Psychiatric co-morbidities, such as anxiety or depression, are quite commonly found in people with headache and migraine. They share the same risk factors, such as environmental stressors and genetic predisposition. Having a headache history may predispose a patient to psychopathology and psychopathology may predispose a patient to headache. In adults, longitudinal studies have provided evidence for bidirectional associations between psychopathology and headache.
Genetic predisposition can apply to both the patient and/or parents, related to migraine and headache, as well as depression, anxiety, and bipolar disorder. It is possible that depression and migraine may partly share underlying genetic risk factor. Often these disorders can be seen all throughout the family tree.
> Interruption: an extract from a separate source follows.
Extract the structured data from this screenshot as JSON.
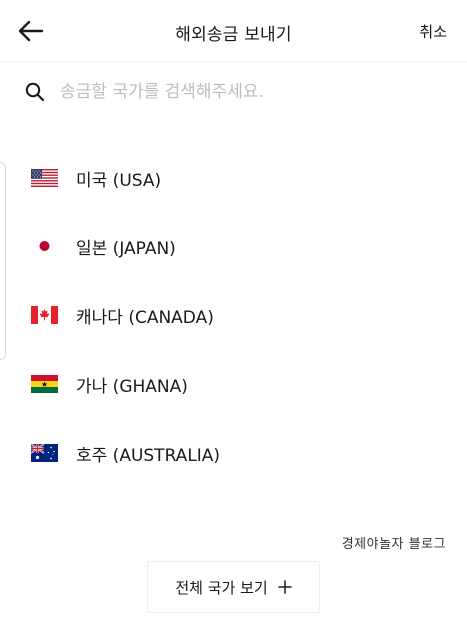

At this time in our children’s lives, environmental stressors are many. They include: personal experience with pandemic concerns; personal exposure to violence; neglect in the home, school or community (witnessing domestic violence, bullying); other forms of adversity (losses, poverty, and disease); and lack of meaningful social supports. Young people can respond to these stressors with:
- internalizing (anxiety, depression, PTSD, eating disorder, social withdrawal, isolation, and loneliness, low self esteem), or
- externalizing (antisocial behavior, problems with attention, concentration, hyperactivity, substance abuse, smoking), or
- somatic complaints (headache, other pain complaints, overweight, insomnia).
The result of exposure to such stressors can be adaptive or maladaptive development, coping and functioning. We know that stress is the most common headache and migraine trigger. Chronic daily headaches with all day, every day pain is made worse in times of stress. The key is to recognize the situation and therapeutically intervene to promote adaptive coping and resilience.
What does this mean in the day to day interactions with our patients and families? We can expect more distress and difficulty coping. There is more need for emotional support and nurturing. Knowing the resources in your community is key, and it helps to have list of them readily available.
Recognizing that your patients with headache are physiologically predisposed to psychological distress will help you be ready for the numerous calls, and help you to respond with compassion and care. Preparation is everything, especially when the world feels overwhelming to our families. My guess is that preparation would also be helpful for all of us too.